It’s July 2020 and more than 3 months of COVID19 isolation is starting to grate on me. Time to relive fieldwork from earlier this year, when travel was still possible and exciting research was happening!
My fieldwork season for 2020 promised to be a very exciting one. Not only were we planning to survey coral reefs in Flores with a great team, I even got support from National Geographic to explore some of Indonesia’s most remote reefs.
In the start of March I picked up my genetically-inclined colleague Alessia Bani from the airport in Bali for what turned out to be quite the adventure. We had 2 months of eDNA sampling and exploring ahead of us, mostly in places I had never visited, let alone dived before! Our first destination was Alor, a spot where I had been dying to get to for years.

Heading to a survey site
Alor is fast becoming known as a place for great muck diving, but also for excellent reefs and even big stuff (hammerhead sharks!). It’s still not the easiest place to get to, but once you get there, oh boy does it deliver! I can honestly say that it has been one of the most enjoyable places I visited in the last 3 years of fieldwork.
We stayed at the very hospitable Air Dive, where our host Acionk and the rest of the team made us feel not just welcome, but part of the Air Dive family. They made our surveys into the easiest and most pleasant fieldwork we’ve done for this entire project.

A pair of robust ghost pipefish (Solenostomus cyanopterus). Photo credit: Maarten De Brauwer
Our reason for being in Alor was obviously more than just good company. We were in Alor to study coral reefs and collect eDNA. This method is great to get fantastic amounts of data on the diversity of life on coral reefs, but unfortunately it also means very short dives and lots of time spent filtering water at the surface. And trust me, when you’re in Alor, you want to spend as much time as you can under water. While we purposely visited healthy and damaged sites, the abundance of life was great. We had amazing coral reefs, plenty of fish, some very cool critters (frogfishes, ghost pipefishes, plenty of nudibranchs,…). If we could have spent an extra week just fun diving we definitely would have.
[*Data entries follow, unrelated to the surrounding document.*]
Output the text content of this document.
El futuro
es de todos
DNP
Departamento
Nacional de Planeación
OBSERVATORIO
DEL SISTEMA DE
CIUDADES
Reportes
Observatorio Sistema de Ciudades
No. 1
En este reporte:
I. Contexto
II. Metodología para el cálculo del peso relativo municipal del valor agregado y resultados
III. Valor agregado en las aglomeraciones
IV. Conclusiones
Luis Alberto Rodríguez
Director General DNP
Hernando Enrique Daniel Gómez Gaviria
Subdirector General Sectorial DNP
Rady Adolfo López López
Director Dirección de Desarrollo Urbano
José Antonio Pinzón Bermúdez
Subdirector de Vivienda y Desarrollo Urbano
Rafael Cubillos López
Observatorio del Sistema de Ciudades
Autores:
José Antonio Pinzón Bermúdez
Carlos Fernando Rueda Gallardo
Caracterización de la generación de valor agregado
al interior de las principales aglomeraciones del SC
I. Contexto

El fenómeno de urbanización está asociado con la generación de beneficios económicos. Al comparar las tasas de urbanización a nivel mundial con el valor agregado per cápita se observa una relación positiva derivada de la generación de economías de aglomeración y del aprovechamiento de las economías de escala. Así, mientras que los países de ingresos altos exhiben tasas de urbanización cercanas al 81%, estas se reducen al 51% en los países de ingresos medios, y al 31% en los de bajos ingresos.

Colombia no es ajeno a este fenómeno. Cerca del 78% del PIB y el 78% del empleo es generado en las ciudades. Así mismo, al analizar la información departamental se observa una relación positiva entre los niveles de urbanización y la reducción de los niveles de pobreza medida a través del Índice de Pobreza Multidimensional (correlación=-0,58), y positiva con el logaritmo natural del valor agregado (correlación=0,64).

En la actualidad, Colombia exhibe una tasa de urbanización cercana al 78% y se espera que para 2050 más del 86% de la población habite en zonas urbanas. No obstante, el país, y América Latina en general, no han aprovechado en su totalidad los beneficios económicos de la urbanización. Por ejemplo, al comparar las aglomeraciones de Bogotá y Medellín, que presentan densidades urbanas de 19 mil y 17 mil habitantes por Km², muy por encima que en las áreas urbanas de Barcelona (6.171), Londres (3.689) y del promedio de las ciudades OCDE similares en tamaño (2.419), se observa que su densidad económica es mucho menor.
The place wasn’t just great under water, there is SO MUCH action on top as well. Alor Strait is home to two resident dolphin pods, one of which frequently hangs out just out front of the place we were staying. We were also lucky enough to see a strong upwelling event, where (very) cold water rises to the surface. As a result, many smaller fish get a cold shock and die or get temporarily paralysed. The sudden abundance of motionless tasty morsels meant a free feast for the dolphins, as well as the local people, who came out with every pot, pan, net, or other random scooping implement of choice.
We finished our non-diving day with a visit to the local dugong, Mawar. Mawar’s name (=Rose) turned out to be a bit of an awkward choice, as this particular rose was a hefty male dugong with anything but delicate flowers on his mind. As we were told, he is the only dugong in the area and gets quite lonely. So any visitors are greeted with overly enthusiastic hugs, which is why nobody is allowed to swim with him anymore. In absence of humans in the water, dear Mawar seems to have taken a fancy for boats. If you want to know just how much of a fancy, let’s say that if I posted some of the pictures I took on this blog, it would probably get taken offline for inappropriate content…
In short, we had a fantastic time in Alor, seeing 9 dive sites was nowhere near enough and I hope to get back sooner rather than later. A big thank you to the Air Dive team, while I am normally not one to advertise dive centres on this blog, they helped us out far beyond what was needed and were just the friendliest bunch of people. Sampai jumpa lagi!